In the current analysis, Harborg and colleagues evaluated the association between post-diagnosis statin initiation and breast cancer mortality using an emulated target trial approach — an advanced statistical method that uses observational data to mimic the design and analysis of a randomized controlled trial.

Using Danish registry data, the researchers identified 66,952 women with stage I-III breast cancer, none of whom had prior invasive breast cancer or had taken a statin within 1 year before enrollment.

To emulate a target trial of statin use after a breast cancer diagnosis, theresearchers created a clone of each patient — one assigned to a statin-initiation strategy and one to a nonstatin group — with censoring based on statin use during a 3-year grace period. This cloning approach ensured that both groups were identical at baseline, with censoring rules applied based on whether and when patients started statin therapy within a 3-year window. Participants were followed for up to 10 years or until death, emigration, or deviation from their assigned treatment strategy.

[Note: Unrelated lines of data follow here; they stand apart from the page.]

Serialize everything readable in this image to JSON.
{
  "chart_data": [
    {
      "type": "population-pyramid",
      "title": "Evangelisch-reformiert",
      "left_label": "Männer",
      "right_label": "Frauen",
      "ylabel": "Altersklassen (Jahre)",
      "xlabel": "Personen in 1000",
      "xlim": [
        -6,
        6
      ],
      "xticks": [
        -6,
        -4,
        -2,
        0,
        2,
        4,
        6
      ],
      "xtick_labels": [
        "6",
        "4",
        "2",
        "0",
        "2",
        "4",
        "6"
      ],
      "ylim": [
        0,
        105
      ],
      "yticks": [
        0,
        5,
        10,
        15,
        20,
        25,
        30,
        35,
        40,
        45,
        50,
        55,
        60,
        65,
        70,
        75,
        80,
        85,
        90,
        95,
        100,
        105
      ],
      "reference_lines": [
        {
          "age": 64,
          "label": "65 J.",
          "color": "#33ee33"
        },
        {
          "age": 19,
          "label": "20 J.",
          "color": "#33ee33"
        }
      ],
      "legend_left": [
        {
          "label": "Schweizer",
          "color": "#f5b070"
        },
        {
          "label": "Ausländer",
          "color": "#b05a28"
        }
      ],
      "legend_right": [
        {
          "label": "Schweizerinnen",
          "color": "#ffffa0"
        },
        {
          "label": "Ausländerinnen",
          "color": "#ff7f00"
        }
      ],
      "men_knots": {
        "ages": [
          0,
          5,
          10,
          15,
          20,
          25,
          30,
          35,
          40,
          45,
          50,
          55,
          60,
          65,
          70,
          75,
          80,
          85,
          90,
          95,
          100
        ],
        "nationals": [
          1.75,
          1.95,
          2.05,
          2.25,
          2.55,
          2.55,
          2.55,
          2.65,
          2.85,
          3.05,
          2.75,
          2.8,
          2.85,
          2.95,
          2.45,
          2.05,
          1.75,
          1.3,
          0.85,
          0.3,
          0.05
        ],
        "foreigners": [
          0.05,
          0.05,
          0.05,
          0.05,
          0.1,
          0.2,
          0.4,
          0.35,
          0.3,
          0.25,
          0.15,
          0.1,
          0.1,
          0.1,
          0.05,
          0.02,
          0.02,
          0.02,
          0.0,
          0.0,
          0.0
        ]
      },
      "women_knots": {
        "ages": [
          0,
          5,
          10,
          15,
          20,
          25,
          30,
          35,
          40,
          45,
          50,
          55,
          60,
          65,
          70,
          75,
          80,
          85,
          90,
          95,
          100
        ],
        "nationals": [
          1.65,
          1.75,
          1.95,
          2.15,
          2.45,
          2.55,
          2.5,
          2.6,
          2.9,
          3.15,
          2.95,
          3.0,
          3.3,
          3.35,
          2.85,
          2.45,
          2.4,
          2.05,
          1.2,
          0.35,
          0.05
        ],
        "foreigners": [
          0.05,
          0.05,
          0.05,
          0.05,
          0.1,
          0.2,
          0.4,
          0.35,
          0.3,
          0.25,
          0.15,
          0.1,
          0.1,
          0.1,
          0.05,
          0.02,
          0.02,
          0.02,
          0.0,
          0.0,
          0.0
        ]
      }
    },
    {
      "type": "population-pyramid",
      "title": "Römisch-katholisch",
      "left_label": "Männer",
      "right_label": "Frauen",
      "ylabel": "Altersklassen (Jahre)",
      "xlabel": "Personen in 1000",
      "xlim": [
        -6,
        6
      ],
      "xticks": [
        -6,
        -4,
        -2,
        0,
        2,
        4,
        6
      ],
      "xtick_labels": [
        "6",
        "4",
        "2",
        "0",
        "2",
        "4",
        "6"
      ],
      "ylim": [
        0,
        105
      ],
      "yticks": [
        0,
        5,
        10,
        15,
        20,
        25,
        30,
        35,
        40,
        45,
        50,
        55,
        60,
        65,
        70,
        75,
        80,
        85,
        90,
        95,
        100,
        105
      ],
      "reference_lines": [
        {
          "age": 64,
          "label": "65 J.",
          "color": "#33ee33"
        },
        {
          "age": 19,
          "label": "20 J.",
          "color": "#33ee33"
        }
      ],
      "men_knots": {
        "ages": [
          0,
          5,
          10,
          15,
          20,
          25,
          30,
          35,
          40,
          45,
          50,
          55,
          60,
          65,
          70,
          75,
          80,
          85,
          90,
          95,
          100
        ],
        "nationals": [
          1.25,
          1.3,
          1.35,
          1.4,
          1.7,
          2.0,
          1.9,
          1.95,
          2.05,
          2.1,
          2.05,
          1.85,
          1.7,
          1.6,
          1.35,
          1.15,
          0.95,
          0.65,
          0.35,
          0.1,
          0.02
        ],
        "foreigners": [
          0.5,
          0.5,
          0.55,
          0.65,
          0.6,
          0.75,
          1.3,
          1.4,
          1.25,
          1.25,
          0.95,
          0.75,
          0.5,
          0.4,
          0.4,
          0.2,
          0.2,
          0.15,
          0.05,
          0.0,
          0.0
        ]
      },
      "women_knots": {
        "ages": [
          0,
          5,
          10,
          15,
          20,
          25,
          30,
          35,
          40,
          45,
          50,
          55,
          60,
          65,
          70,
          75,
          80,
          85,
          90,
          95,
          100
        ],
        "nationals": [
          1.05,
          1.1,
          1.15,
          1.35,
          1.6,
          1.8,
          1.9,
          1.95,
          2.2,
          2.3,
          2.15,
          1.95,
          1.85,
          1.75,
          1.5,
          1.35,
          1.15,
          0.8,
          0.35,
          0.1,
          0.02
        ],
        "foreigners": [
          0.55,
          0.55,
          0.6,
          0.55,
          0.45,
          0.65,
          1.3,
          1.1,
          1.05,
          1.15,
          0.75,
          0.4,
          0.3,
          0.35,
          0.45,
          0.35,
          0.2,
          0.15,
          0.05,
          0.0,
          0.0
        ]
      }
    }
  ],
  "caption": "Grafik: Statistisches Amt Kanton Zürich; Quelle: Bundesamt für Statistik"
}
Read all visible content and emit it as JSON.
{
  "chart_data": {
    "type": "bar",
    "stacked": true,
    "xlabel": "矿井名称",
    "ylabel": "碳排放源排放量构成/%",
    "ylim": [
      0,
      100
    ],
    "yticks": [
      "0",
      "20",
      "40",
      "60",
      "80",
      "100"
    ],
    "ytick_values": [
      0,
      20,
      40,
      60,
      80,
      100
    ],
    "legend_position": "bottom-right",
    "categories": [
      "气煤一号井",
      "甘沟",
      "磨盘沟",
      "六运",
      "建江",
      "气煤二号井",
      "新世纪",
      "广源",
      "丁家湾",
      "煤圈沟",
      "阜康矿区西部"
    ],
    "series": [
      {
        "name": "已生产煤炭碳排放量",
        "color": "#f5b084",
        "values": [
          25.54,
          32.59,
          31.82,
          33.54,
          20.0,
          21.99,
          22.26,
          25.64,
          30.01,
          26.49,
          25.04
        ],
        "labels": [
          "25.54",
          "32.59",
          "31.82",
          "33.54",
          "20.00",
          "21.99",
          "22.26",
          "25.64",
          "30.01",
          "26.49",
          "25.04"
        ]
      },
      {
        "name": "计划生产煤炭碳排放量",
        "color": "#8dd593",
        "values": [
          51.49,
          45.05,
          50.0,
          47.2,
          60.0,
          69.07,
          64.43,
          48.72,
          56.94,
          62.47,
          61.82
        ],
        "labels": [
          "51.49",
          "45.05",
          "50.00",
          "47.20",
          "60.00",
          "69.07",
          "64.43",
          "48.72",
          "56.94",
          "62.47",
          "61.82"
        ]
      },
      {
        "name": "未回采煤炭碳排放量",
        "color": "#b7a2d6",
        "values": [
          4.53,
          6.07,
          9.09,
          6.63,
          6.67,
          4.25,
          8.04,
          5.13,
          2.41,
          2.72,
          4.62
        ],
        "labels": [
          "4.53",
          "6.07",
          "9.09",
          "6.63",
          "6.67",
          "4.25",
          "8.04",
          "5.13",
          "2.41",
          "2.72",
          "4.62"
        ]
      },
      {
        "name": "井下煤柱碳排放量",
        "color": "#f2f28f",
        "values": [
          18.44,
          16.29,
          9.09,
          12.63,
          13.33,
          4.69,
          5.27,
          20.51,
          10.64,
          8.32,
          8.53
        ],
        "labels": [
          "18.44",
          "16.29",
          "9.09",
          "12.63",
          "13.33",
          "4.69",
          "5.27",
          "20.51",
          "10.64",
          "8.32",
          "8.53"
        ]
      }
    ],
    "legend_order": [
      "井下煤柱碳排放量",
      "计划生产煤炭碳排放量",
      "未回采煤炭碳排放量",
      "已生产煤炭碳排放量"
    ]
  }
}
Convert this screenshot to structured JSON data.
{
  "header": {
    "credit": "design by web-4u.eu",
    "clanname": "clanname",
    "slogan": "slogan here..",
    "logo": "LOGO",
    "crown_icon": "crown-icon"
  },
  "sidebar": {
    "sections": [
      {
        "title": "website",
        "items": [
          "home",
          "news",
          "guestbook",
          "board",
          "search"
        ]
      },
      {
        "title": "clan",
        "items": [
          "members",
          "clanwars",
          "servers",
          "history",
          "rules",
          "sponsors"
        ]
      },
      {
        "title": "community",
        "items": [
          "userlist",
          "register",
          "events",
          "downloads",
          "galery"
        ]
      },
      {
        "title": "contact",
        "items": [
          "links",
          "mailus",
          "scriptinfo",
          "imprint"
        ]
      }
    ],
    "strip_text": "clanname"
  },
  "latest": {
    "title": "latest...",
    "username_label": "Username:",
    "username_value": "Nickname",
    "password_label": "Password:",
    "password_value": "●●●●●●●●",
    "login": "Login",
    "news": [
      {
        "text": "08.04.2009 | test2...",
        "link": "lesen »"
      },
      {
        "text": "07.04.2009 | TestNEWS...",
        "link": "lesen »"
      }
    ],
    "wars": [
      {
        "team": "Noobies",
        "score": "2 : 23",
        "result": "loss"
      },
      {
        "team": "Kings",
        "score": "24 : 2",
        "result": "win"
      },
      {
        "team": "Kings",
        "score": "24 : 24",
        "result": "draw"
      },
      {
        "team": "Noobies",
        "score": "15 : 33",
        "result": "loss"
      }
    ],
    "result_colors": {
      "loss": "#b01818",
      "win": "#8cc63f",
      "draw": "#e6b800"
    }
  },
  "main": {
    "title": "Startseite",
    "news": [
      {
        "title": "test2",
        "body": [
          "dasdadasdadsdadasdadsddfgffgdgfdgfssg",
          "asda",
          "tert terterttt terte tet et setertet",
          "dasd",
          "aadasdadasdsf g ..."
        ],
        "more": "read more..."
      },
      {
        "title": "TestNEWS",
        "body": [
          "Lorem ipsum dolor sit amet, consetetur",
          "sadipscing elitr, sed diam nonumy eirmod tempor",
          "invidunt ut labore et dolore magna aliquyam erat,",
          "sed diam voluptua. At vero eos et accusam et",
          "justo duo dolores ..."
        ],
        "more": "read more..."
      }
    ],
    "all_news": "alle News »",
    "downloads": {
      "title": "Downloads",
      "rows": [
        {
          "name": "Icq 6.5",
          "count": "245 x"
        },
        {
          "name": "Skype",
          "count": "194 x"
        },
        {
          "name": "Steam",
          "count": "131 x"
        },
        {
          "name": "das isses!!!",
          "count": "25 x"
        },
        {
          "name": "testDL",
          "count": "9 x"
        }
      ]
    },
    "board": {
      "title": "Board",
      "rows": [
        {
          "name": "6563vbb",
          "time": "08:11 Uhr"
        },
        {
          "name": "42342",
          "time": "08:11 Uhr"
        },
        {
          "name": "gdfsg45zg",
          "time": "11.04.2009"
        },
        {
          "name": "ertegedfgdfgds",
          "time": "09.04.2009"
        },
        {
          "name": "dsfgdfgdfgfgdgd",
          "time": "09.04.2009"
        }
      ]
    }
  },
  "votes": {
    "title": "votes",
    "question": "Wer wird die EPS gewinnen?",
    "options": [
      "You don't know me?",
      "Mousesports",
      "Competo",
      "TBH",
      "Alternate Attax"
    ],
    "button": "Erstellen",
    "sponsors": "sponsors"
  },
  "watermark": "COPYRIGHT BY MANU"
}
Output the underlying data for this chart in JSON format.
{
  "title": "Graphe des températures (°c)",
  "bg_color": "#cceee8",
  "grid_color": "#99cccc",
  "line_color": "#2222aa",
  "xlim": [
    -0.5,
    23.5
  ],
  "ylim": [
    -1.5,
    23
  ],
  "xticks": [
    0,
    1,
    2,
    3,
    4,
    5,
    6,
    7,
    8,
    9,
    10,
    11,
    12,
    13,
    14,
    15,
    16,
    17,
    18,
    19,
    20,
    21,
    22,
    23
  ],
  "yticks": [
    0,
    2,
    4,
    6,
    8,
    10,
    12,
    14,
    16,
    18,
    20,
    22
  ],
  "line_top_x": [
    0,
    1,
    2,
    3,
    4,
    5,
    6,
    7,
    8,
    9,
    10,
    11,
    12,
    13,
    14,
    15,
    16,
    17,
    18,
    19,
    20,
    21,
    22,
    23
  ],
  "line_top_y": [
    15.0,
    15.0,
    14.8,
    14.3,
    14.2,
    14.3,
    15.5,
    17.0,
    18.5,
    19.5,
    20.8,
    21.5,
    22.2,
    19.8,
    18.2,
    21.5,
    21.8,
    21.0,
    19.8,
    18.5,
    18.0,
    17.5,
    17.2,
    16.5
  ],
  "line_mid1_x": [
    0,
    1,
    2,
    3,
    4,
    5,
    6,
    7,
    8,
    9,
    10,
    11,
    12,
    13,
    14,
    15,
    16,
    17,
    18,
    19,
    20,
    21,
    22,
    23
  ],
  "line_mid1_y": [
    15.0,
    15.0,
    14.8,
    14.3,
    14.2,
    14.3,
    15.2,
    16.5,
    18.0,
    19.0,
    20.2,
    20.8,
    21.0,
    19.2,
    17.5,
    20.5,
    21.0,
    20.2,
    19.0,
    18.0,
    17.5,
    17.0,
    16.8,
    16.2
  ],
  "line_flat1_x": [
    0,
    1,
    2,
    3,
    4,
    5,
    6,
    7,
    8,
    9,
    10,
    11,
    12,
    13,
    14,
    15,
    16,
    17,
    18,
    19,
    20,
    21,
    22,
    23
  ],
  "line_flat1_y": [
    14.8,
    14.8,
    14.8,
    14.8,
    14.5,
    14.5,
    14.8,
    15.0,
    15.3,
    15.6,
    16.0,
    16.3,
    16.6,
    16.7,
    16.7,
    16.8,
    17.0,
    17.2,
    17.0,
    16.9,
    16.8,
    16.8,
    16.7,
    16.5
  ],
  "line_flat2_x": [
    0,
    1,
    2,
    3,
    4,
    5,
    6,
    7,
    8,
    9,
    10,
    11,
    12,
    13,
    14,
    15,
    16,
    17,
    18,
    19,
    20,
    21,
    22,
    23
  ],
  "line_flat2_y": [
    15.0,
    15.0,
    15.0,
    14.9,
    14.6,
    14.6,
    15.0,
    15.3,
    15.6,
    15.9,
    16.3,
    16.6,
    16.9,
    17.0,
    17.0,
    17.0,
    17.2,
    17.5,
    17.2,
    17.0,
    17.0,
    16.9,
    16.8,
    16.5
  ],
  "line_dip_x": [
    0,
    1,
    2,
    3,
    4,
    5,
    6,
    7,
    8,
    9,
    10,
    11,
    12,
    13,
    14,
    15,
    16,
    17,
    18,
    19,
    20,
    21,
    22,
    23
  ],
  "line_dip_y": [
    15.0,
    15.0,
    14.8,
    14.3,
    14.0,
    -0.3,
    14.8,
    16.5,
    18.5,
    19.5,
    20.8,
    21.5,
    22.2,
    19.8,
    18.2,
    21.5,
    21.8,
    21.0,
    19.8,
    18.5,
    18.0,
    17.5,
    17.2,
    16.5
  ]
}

Over a median follow-up of 9 years, 4851 women began statin therapy. During more than 600,000 person-years of observation, 9130 participants died from breast cancer and 19,679 from any cause.

The 10-year risk for breast cancer mortality was lower in statin initiators than in noninitiators — 11.8% vs 13.5% (risk difference, 1.7%). Overall, 59 patients would need to receive a statin to prevent one additional breast cancer death (hazard ratio [HR], 0.90).

A similar difference in all-cause mortality was reported among statin users — 23.3% vs 24.5% (risk difference, 1.2%; HR, 0.92).

The survival advantage was greatest in women who started statins soon after diagnosis. Those initiating a statin within 12 months had a 28% lower risk of dying from breast cancer (HR, 0.72) than noninitiators. Similarly, patients who initiated statins within 24 months after diagnosis had a lower risk for breast cancer mortality (HR, 0.83) and all-cause mortality (HR, 0.87).

The statin benefit was consistent across most subgroups, including those with node-positive breast cancer, those with estrogen receptor (ER)-positive or ER-negative tumors, as well as those receiving different combinations of surgery, radiotherapy, chemotherapy, or endocrine therapy.

The findings are “intriguing” and point to the “potential” role for statins in patients with breast cancer, said Naomi Y. Ko, MD, MPH, medical oncologist and section chief of the breast oncology program at NYU Langone Perlmutter Cancer Center in New York City, who wasn’t involved in the research.

While it’s “certainly plausible” that statins can improve breast cancer outcomes, Ko said, “the challenge with the study is that the group that had the statins already had better prognosis, given that they had smaller tumors and lower grade tumors. Those characteristics alone would give them an improved prognosis.”

Ko highlighted the need to individualize statin use among patients. If, for instance, a patient is on a statin with an indication of high cholesterol, “I will support her taking those medications,” Ko said. Additionally, because aromatase inhibitors can raise cholesterol levels, it’s important to check cholesterol levels after starting these drugs and if there is an indication to start a statin, “I support it.”

Overall, the study helps increase awareness of the possible benefits of statins among patients with early breast cancer, but “I certainly would need to see more research before I would support universal treatment with statins for all breast cancer patients,” Ko said.

The study was supported by Aarhus University, the Novo Nordisk Foundation, Director Michael H. Nielsens Memorial Grant, Fabricant Einar Willumsens Memorial Grant, Astrid Thaysens Grant for Medical Research, Eva and Henry Frænkels Memorial Grant, ESMO Merit Travel Grant Award, and the Danish Cancer Society. Harborg and Ko had no disclosures.